Objectives: Elevated central blood pressure (BP) and arterial stiffness are risk factors for cardiovascular mortality. However, their prognostic value in patients with hemodynamic shock has not been studied broadly. Evolved BP monitoring devices enable the noninvasive assessment of central BP and arterial stiffness. The objective of this study was to evaluate the prognostic value of central BP and arterial stiffness measurements, delivered by 2 noninvasive devices, in patients with septic or cardiogenic shock admitted to the intensive care unit.
Design: This is a monocenter, prospective, cohort study.
Setting: This study was conducted in a tertiary university hospital.
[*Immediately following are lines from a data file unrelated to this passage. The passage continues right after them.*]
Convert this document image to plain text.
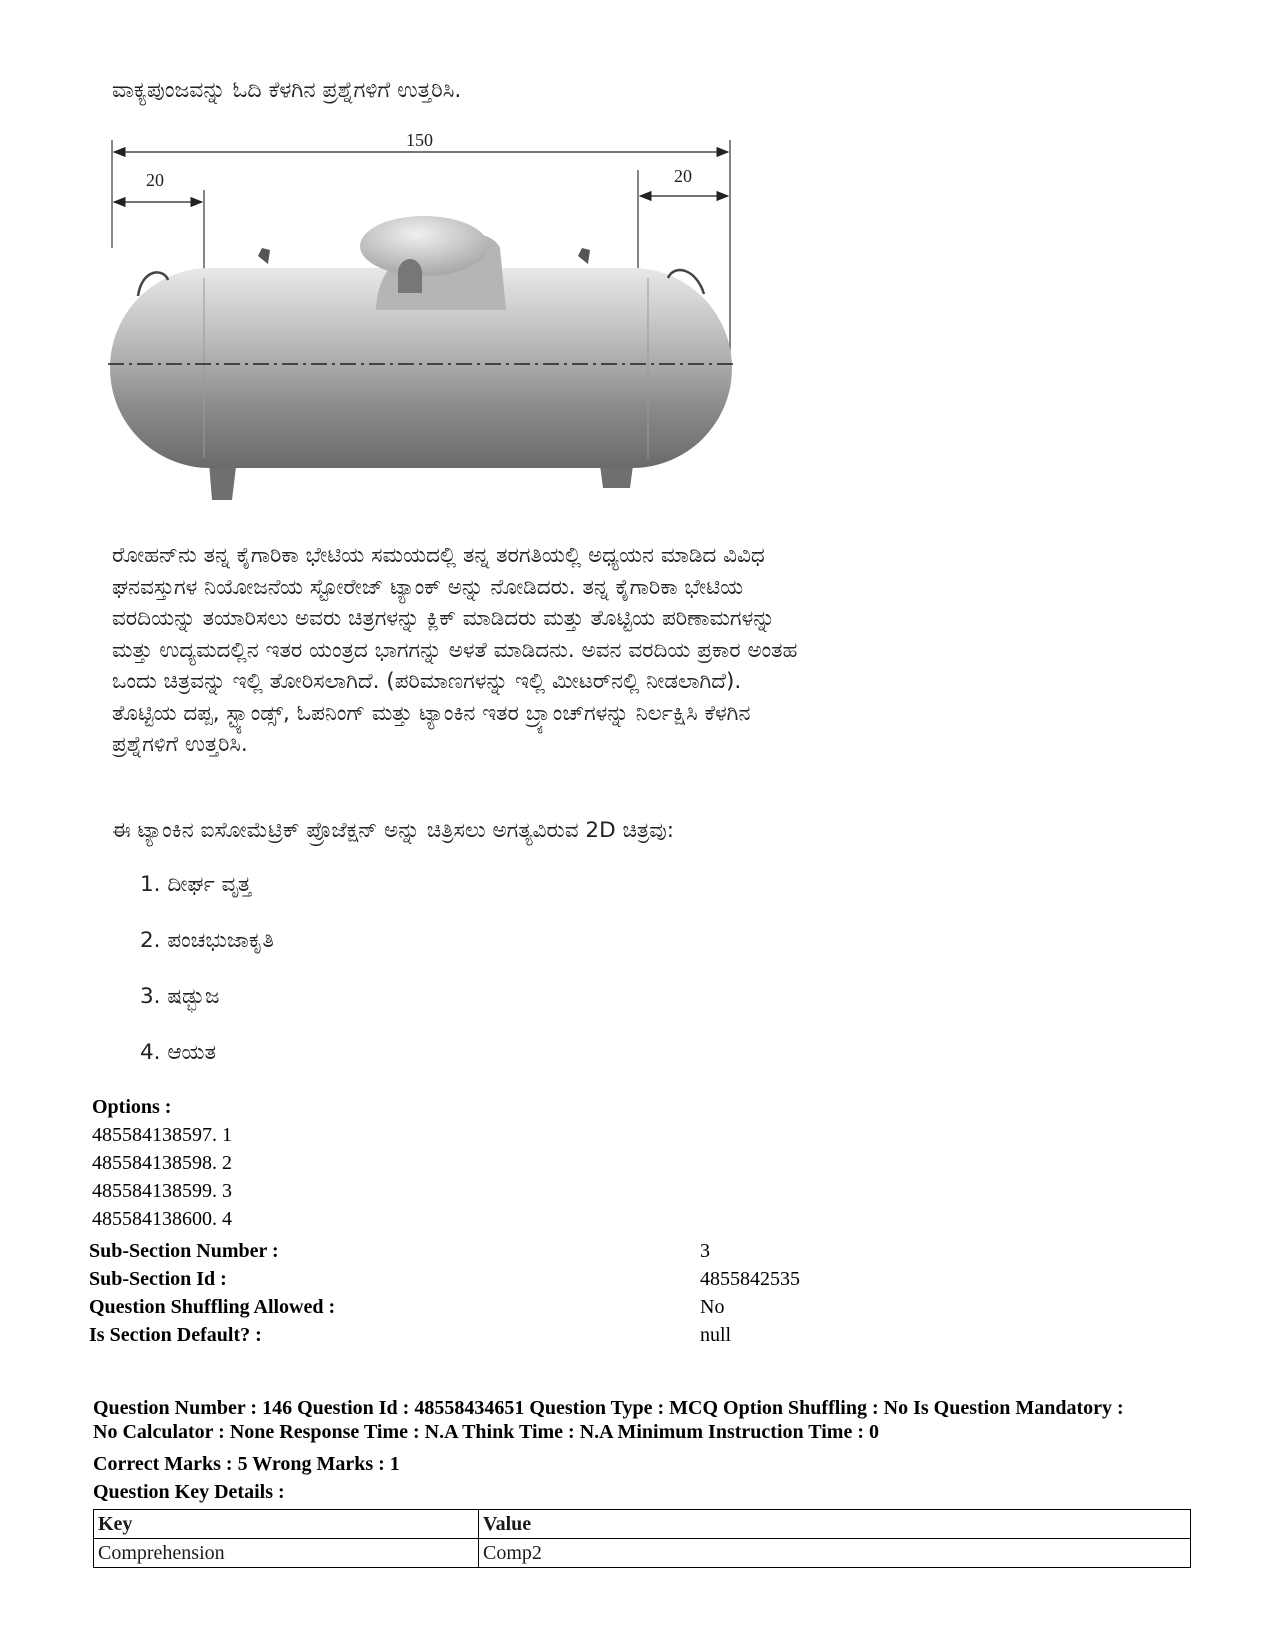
ವಾಕ್ಯಪುಂಜವನ್ನು ಓದಿ ಕೆಳಗಿನ ಪ್ರಶ್ನೆಗಳಿಗೆ ಉತ್ತರಿಸಿ.
150
20	20
ರೋಹನ್‌ನು ತನ್ನ ಕೈಗಾರಿಕಾ ಭೇಟಿಯ ಸಮಯದಲ್ಲಿ ತನ್ನ ತರಗತಿಯಲ್ಲಿ ಅಧ್ಯಯನ ಮಾಡಿದ ವಿವಿಧ
ಘನವಸ್ತುಗಳ ನಿಯೋಜನೆಯ ಸ್ಟೋರೇಜ್ ಟ್ಯಾಂಕ್ ಅನ್ನು ನೋಡಿದರು. ತನ್ನ ಕೈಗಾರಿಕಾ ಭೇಟಿಯ
ವರದಿಯನ್ನು ತಯಾರಿಸಲು ಅವರು ಚಿತ್ರಗಳನ್ನು ಕ್ಲಿಕ್ ಮಾಡಿದರು ಮತ್ತು ತೊಟ್ಟಿಯ ಪರಿಣಾಮಗಳನ್ನು
ಮತ್ತು ಉದ್ಯಮದಲ್ಲಿನ ಇತರ ಯಂತ್ರದ ಭಾಗಗನ್ನು ಅಳತೆ ಮಾಡಿದನು. ಅವನ ವರದಿಯ ಪ್ರಕಾರ ಅಂತಹ
ಒಂದು ಚಿತ್ರವನ್ನು ಇಲ್ಲಿ ತೋರಿಸಲಾಗಿದೆ. (ಪರಿಮಾಣಗಳನ್ನು ಇಲ್ಲಿ ಮೀಟರ್‌ನಲ್ಲಿ ನೀಡಲಾಗಿದೆ).
ತೊಟ್ಟಿಯ ದಪ್ಪ, ಸ್ಟ್ಯಾಂಡ್ಸ್, ಓಪನಿಂಗ್ ಮತ್ತು ಟ್ಯಾಂಕಿನ ಇತರ ಬ್ರ್ಯಾಂಚ್‌ಗಳನ್ನು ನಿರ್ಲಕ್ಷಿಸಿ ಕೆಳಗಿನ
ಪ್ರಶ್ನೆಗಳಿಗೆ ಉತ್ತರಿಸಿ.
ಈ ಟ್ಯಾಂಕಿನ ಐಸೋಮೆಟ್ರಿಕ್ ಪ್ರೊಜೆಕ್ಷನ್ ಅನ್ನು ಚಿತ್ರಿಸಲು ಅಗತ್ಯವಿರುವ 2D ಚಿತ್ರವು:
1. ದೀರ್ಘ ವೃತ್ತ
2. ಪಂಚಭುಜಾಕೃತಿ
3. ಷಡ್ಭುಜ
4. ಆಯತ
Options :
485584138597. 1
485584138598. 2
485584138599. 3
485584138600. 4
Sub-Section Number :	3
Sub-Section Id :	4855842535
Question Shuffling Allowed :	No
Is Section Default? :	null
Question Number : 146 Question Id : 48558434651 Question Type : MCQ Option Shuffling : No Is Question Mandatory :
No Calculator : None Response Time : N.A Think Time : N.A Minimum Instruction Time : 0
Correct Marks : 5 Wrong Marks : 1
Question Key Details :
Key	Value
Comprehension	Comp2
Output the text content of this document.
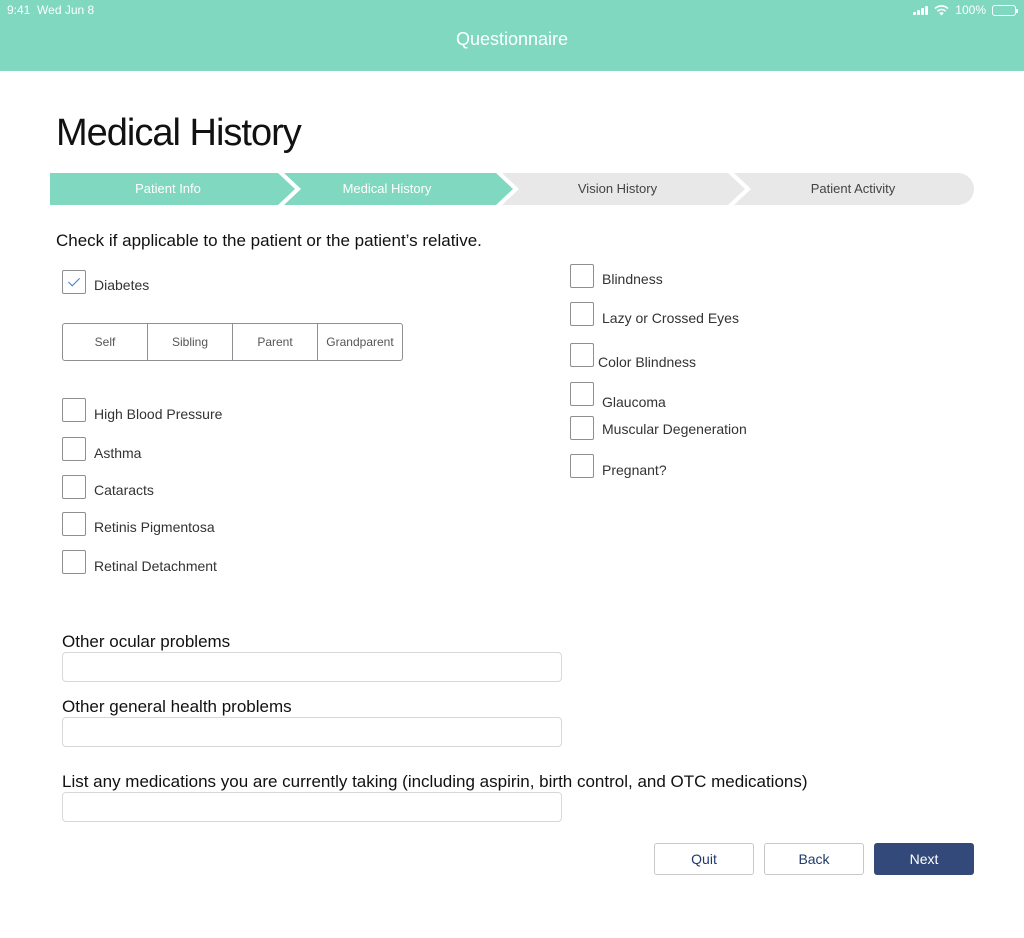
9:41 Wed Jun 8	100%
Questionnaire
Medical History
Patient Info	Medical History	Vision History	Patient Activity
Check if applicable to the patient or the patient’s relative.
Diabetes
Self	Sibling	Parent	Grandparent
High Blood Pressure
Asthma
Cataracts
Retinis Pigmentosa
Retinal Detachment
Blindness
Lazy or Crossed Eyes
Color Blindness
Glaucoma
Muscular Degeneration
Pregnant?
Other ocular problems
Other general health problems
List any medications you are currently taking (including aspirin, birth control, and OTC medications)
Quit	Back	Next
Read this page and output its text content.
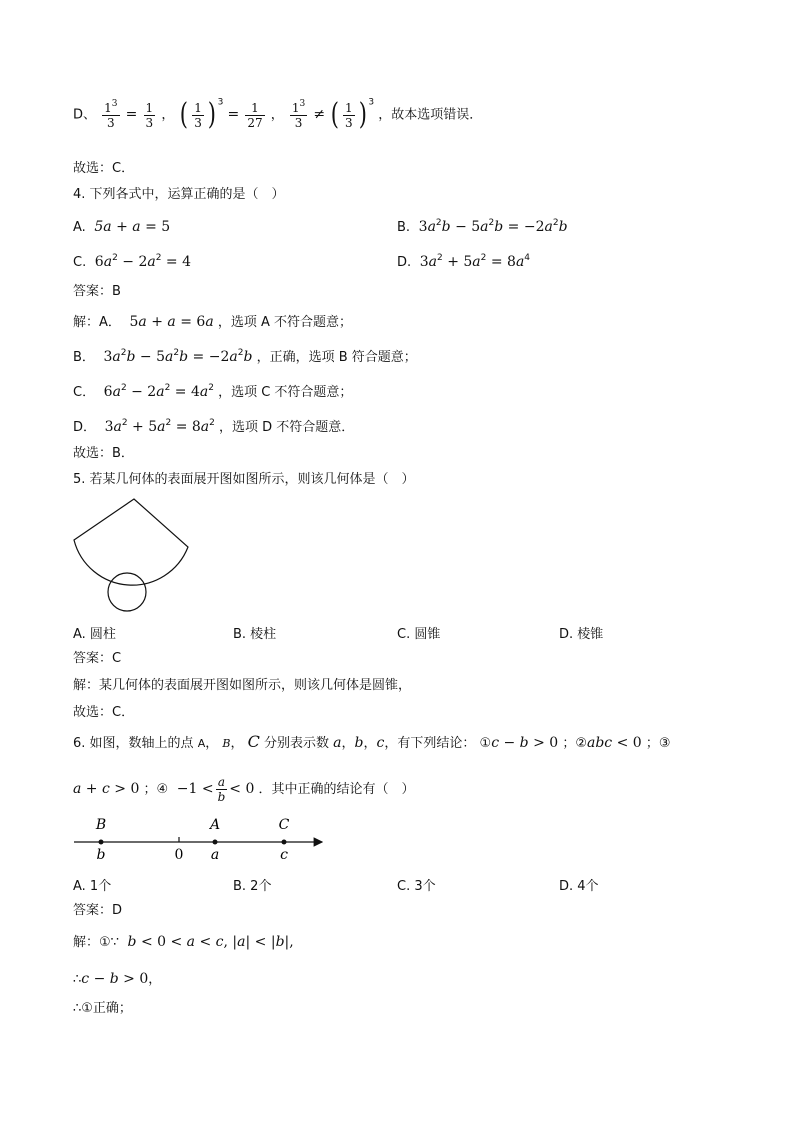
D、 $\frac{1^3}{3} = \frac{1}{3}$ ， ( $\frac{1}{3}$ ) $^3 = \frac{1}{27}$ ， $\frac{1^3}{3}$ ≠ ( $\frac{1}{3}$ ) $^3$ ，故本选项错误．
故选：C．
4. 下列各式中，运算正确的是（　）
A.  5a + a = 5	B.  $3a^2b - 5a^2b = -2a^2b$
C.  $6a^2 - 2a^2 = 4$	D.  $3a^2 + 5a^2 = 8a^4$
答案：B
解：A．  5a + a = 6a ，选项 A 不符合题意；
B．  $3a^2b - 5a^2b = -2a^2b$ ，正确，选项 B 符合题意；
C．  $6a^2 - 2a^2 = 4a^2$ ，选项 C 不符合题意；
D．  $3a^2 + 5a^2 = 8a^2$ ，选项 D 不符合题意．
故选：B．
5. 若某几何体的表面展开图如图所示，则该几何体是（　）
A. 圆柱	B. 棱柱	C. 圆锥	D. 棱锥
答案：C
解：某几何体的表面展开图如图所示，则该几何体是圆锥，
故选：C．
6. 如图，数轴上的点 A， B， C 分别表示数 a，b，c，有下列结论： ①c − b > 0 ；②abc < 0 ；③
a + c > 0 ；④  $-1 < \frac{a}{b} < 0$ ．其中正确的结论有（　）
B	A	C
b	0 a	c
A. 1个	B. 2个	C. 3个	D. 4个
答案：D
解：①∵  b < 0 < a < c, |a| < |b|,
∴c − b > 0，
∴①正确；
Participants: We enrolled 57 patients who were admitted to the intensive care unit with septic or cardiogenic shock.
Interventions: None.
Measurements and main results: Central BP and arterial stiffness indices like pulse wave velocity (PWV) and Aix were recorded with a Mobil-o-Graph 24h PWA and SphygmoCor XCEL. Age, catecholamine dosage, resuscitation incidence before inclusion, C-reactive protein, leukocytes, and creatinine were recorded as possible confounders. With regard to the confounders, central systolic BP measured in the first 24 hours, was predictive of 6-month mortality (odds ratio, 0.9; p < 0.05). Aix, recorded by Mobil-o-Graph 24h PWA, was associated with death in the first 14 days (odds ratio, 1.11; p = 0.03). An increased PWV was not associated with adverse outcomes.
Conclusions: Low central BP and increased Aix were linked to a higher mortality in shock patients. PWV had no prognostic value.